The experience of the last six years has shown us that barriers and obstacles remain and that the indications model currently in force is not enough. In nearly all of the country’s jurisdictions, there continue to be dilatory or arbitrary requirements, judicial intervention in the practice due to a lack of legal information on the part of health professionals who fear criminal sanctions, the abuse of conscientious objection with state tolerance, or the lack of explicit regulations establishing these necessary services as essential health service practices.

And this is a clear example of institutional violence. Institutional violence is a violence perpetrated through obstacles in access to rights; and their impacts can be seen in the violated human rights of women to life, to health, to physical, psychic and moral integrity, to autonomy, intimacy, dignity and to freedom from cruel, inhuman or degrading treatment.

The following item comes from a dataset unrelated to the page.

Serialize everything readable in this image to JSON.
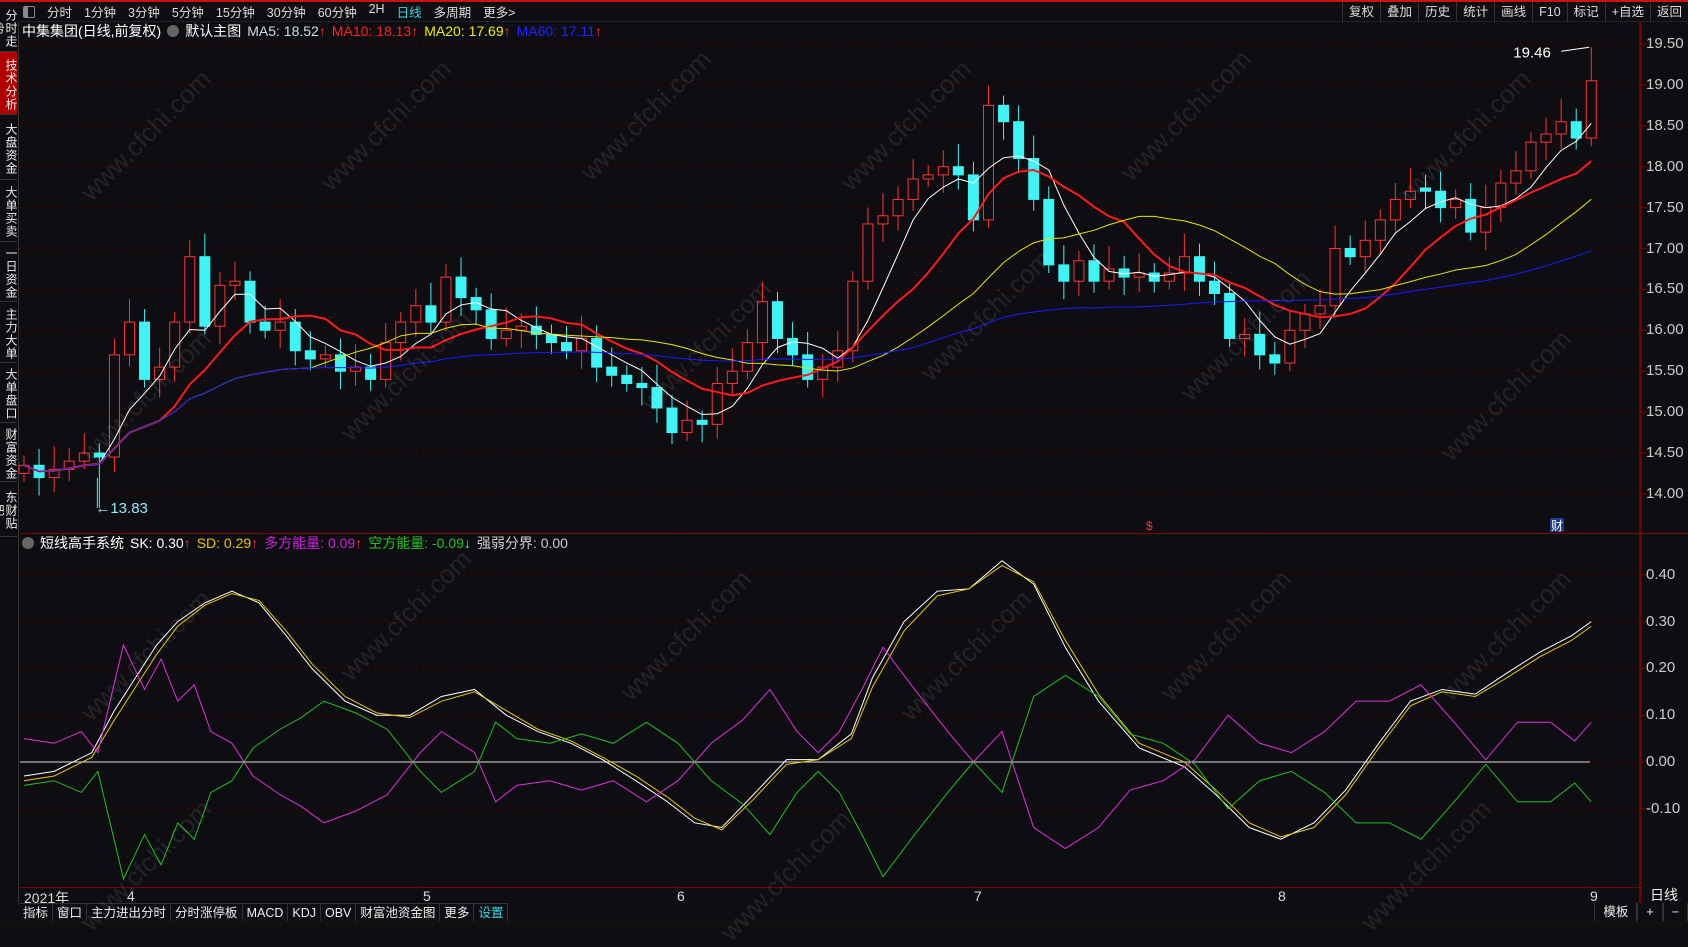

All of these rights are recognized in the national Constitution and in diverse international instruments that have constitutional standing and others that prevail over national laws.

Just days before June 3, it is important to highlight that the effects of criminalization produce gender violence in the terms defined by Law 26.485.

The criminalization of abortion has served to reinforce social stigma and push women into clandestine practices and death. I was born and raised in Tucumán province, where during a special mass on May 25 the archbishop named each and every member of the Chamber of Deputies representing the province, pressuring them to vote against life, against dignity, equality, health, against the legalization of abortion.

Esteemed deputies, today you must consider whether the voluntary interruptions of pregnancy will be carried out in conditions of safety, equality and dignity, or if you will allow them to remain illegal. You have the opportunity to legislate to expand rights, to make of our country a more just, more egalitarian democracy, with more social justice. You have the obligation to legislate in accordance with law, respectfully observing the standards of international human rights law. This is a call to strengthen our democratic institutions.

The infinite number of green scarves seen on the streets, on purses and school backpacks, is both striking and moving. You hold in your hands the possibility of legislating for the future.

You have a chance to make history: the future is here and the time is now.